Thursday, May 8, 2008

Who Are You?

A recent conversation with FormerBFF left me with paradigm-shifting realizations and deep questions.

FormerBFF is a nutjob when it come to keeping her house clean. She is always on the go. With her job. With her kids. With household projects.

During the course of this particular conversation, FormerBFF talked about her mom's lack of motivation (of which I already knew), her lack of financial planning (also not new news), and the fact that said mom's house is a "shit house".

Her mom is a pack rat of phenomenal proportions. So is the husband.

Which leads me to wonder.

Who is FormerBFF?

Does she have the life she has because she wants it? Or is she so terrified of being her mom that she lives her life in direct opposition regardless of how sick, stressed or unhappy it makes her?

Where do we draw the line in becoming a happy, balanced person who learns from our own mistakes and the mistakes of others? Doing a 180 and doing the opposite to the extreme is not the healthy answer.

As much as FormerBFF picks apart the behaviors of others, I wonder if she has ever looked at herself.

I doubt it.

I want to ask.

But I won't.

Because I don't think she'd tell me the truth.

And she has hurt me so much that I just don't care anymore.

10 comments:

Chris in Happy Valley said...

Sometimes people just suck.

That's all the insight I've got today...

Momma said...

I think you're dead on with saying she's doing a 180 to her mom. That happens. It's kind of what I did with parenting. Eventually, she'll break down, and she'll be left wondering how she got to the place she'll be. And you? Won't be there to help her pick up the pieces because of how she treated you. It's her karma.

Peace - D

Jay said...

I don't know what caused the split with your former BFF, but it doesn't really matter.

I have a former friend who I worry over because she too is an example of an extreme reaction to her own upbringing. She's an odd mix because she is just as selfish as her mother was, but in a new and different way - she basically has a good heart, and she tries to do the opposite but doesn't quite know how. Meanwhile, she can maintain friendships only for a short time before she sabotages them, so as Momma says, eventually she'll break down, but she'll have only new and shallow friendships to help her through.

I didn't - and still don't - know how to help her. But she hurt me so badly, not once, but twice, that I can no longer be close enough to her to try.

Blue Momma said...

I can relate to this a bit. Not as far as housekeeping goes, but as far as raising my child. I feel I learned many more things that I DON'T want to do from my mother than things I do want to do.
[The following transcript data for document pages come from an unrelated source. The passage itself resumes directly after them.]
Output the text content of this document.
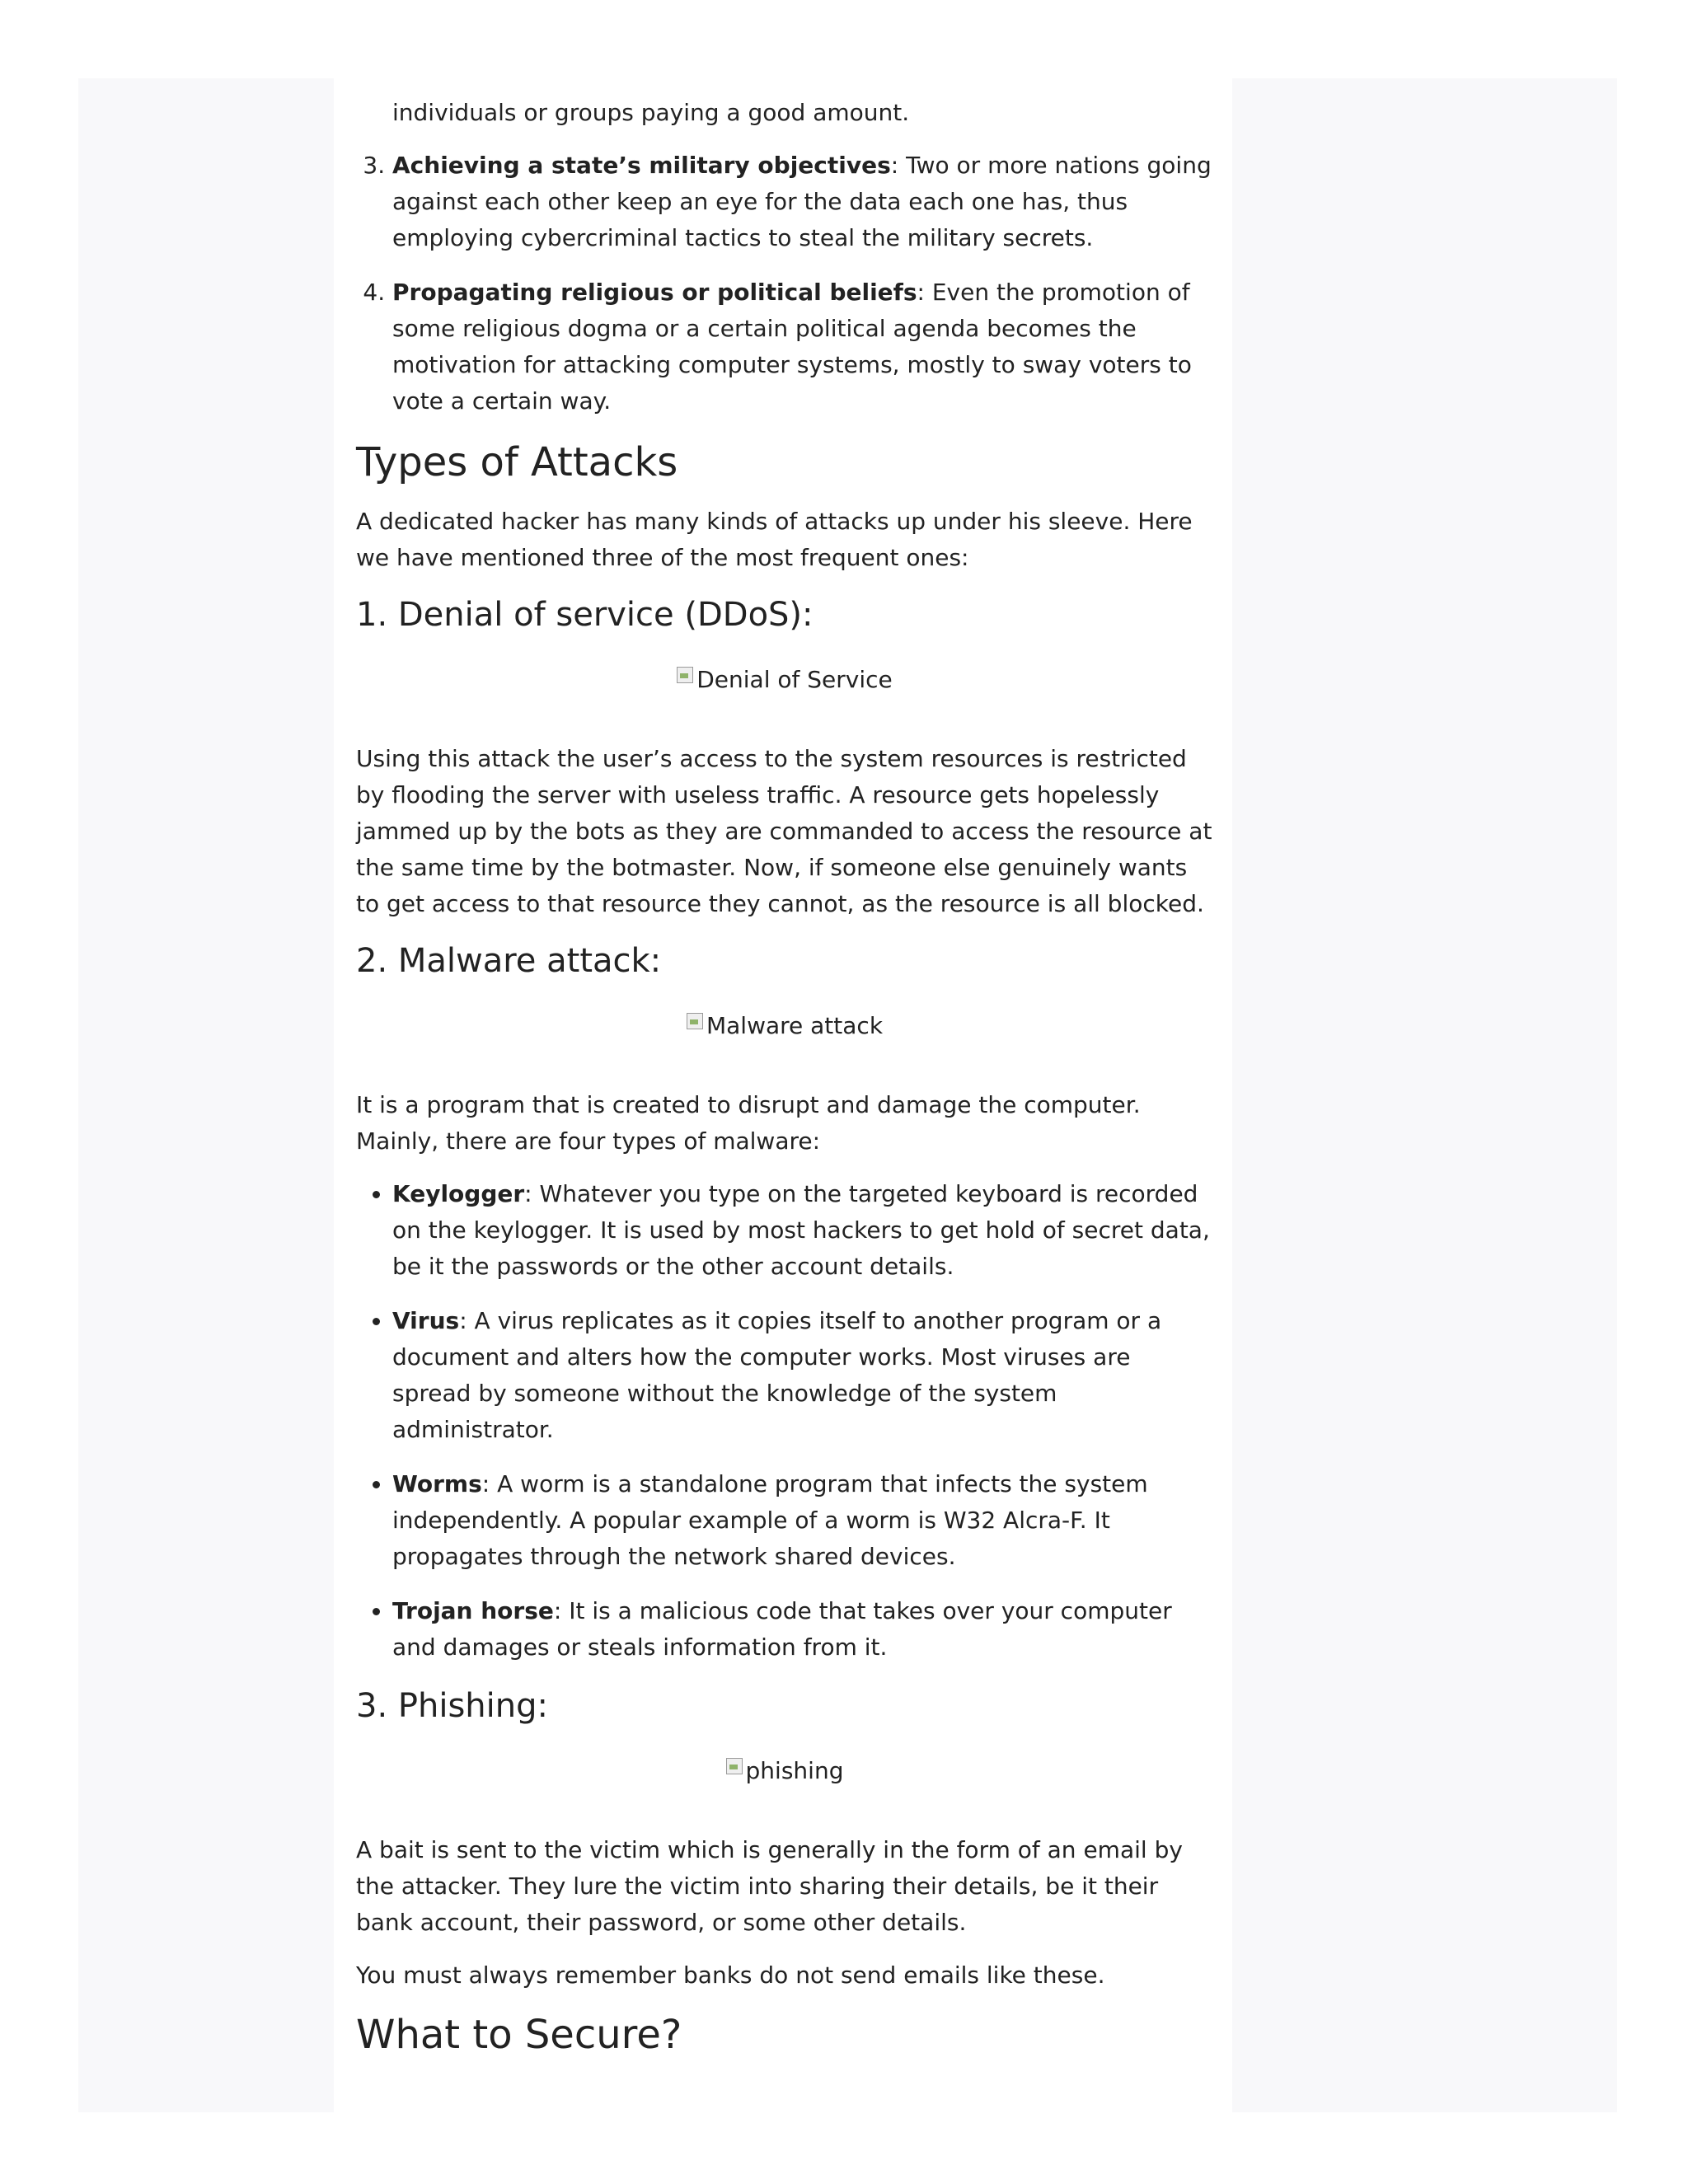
individuals or groups paying a good amount.

3. Achieving a state’s military objectives: Two or more nations going against each other keep an eye for the data each one has, thus employing cybercriminal tactics to steal the military secrets.
4. Propagating religious or political beliefs: Even the promotion of some religious dogma or a certain political agenda becomes the motivation for attacking computer systems, mostly to sway voters to vote a certain way.
Types of Attacks

A dedicated hacker has many kinds of attacks up under his sleeve. Here we have mentioned three of the most frequent ones:

1. Denial of service (DDoS):
Denial of Service

Using this attack the user’s access to the system resources is restricted by flooding the server with useless traffic. A resource gets hopelessly jammed up by the bots as they are commanded to access the resource at the same time by the botmaster. Now, if someone else genuinely wants to get access to that resource they cannot, as the resource is all blocked.

2. Malware attack:
Malware attack

It is a program that is created to disrupt and damage the computer. Mainly, there are four types of malware:

• Keylogger: Whatever you type on the targeted keyboard is recorded on the keylogger. It is used by most hackers to get hold of secret data, be it the passwords or the other account details.
• Virus: A virus replicates as it copies itself to another program or a document and alters how the computer works. Most viruses are spread by someone without the knowledge of the system administrator.
• Worms: A worm is a standalone program that infects the system independently. A popular example of a worm is W32 Alcra-F. It propagates through the network shared devices.
• Trojan horse: It is a malicious code that takes over your computer and damages or steals information from it.
3. Phishing:
phishing

A bait is sent to the victim which is generally in the form of an email by the attacker. They lure the victim into sharing their details, be it their bank account, their password, or some other details.

You must always remember banks do not send emails like these.

What to Secure?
Being hurt by friends really does suck. But now? You have us, all of your internet peeps! And hell, if gas would go the fuck down I'd even come visit!!!!

Coal Miner's Granddaughter said...

Sometimes I wonder if I truly am a Supermom or a career-woman-wannabe in disguise, or if I'm none of the above. Just a lazy slob. All I know is that I don't want to be my former BFF, Anne Marie. She had no spine and no personality. She molded her ideals and opinions to the people she was with at that moment. Sad. To not have an identity.

Gypsy said...

It's weird. Sometimes I fear turning into my mother, but other times I feel like that really wouldn't be such a bad thing. At all.

But I don't want to end up like your exBFF's mother.

Geek Mom said...

I think you nailed it when you said she is terrified of becoming like her ma.
And when people are unhappy with their own life its always easier to pick apart someone elses then to focus on their own.



Sorry Ive been MIA lately. Life is goofy right now. I need to blog about it. Been thinking about you guys. I had a dream the other night that you moved back to the Sierra.

Lori said...

I agree with everybody here (as usual) but I have to admit that I was going to write almost the duplicate of what GeekMom wrote.
I think your exBFF is just another one of those sad toxic people who are so afraid of self-examination that they feel safer to pick apart other people's faults.
And I think your ability to distance yourself from her is very wise.
No one needs extra negativity in their lives.
But I'm dying to know what her answers would be if anyone ever asked her to take a closer look at her own behavior.

.:| Melissa |:. said...

Yanno, I know someone, who SAYS she doesn't want to be like her mother, yet, she is. She's EXACTLY like her mother, and refuses to see it! It KILLS me! She will call me up and criticize her mother for the same things that she does her damn self! BUT, when she does what ever it is, she rationalizes it, so that makes it OK! WTF EVER!! She kills me! She just kills me!

And she, like your former BFF, causes her own unhappiness! But, again, fails to see it that way! It's ALWYAS somebody elses fault! UGH

Nicole said...

I feel you, seriously I do...and what's worse, I am currently going through something with someone who is probably going to be my soon to be exBFF if she doesn't cut the shit.

Is it bad when we want to call them on their hypocrisies but we don't? Does that make us hypocrites too?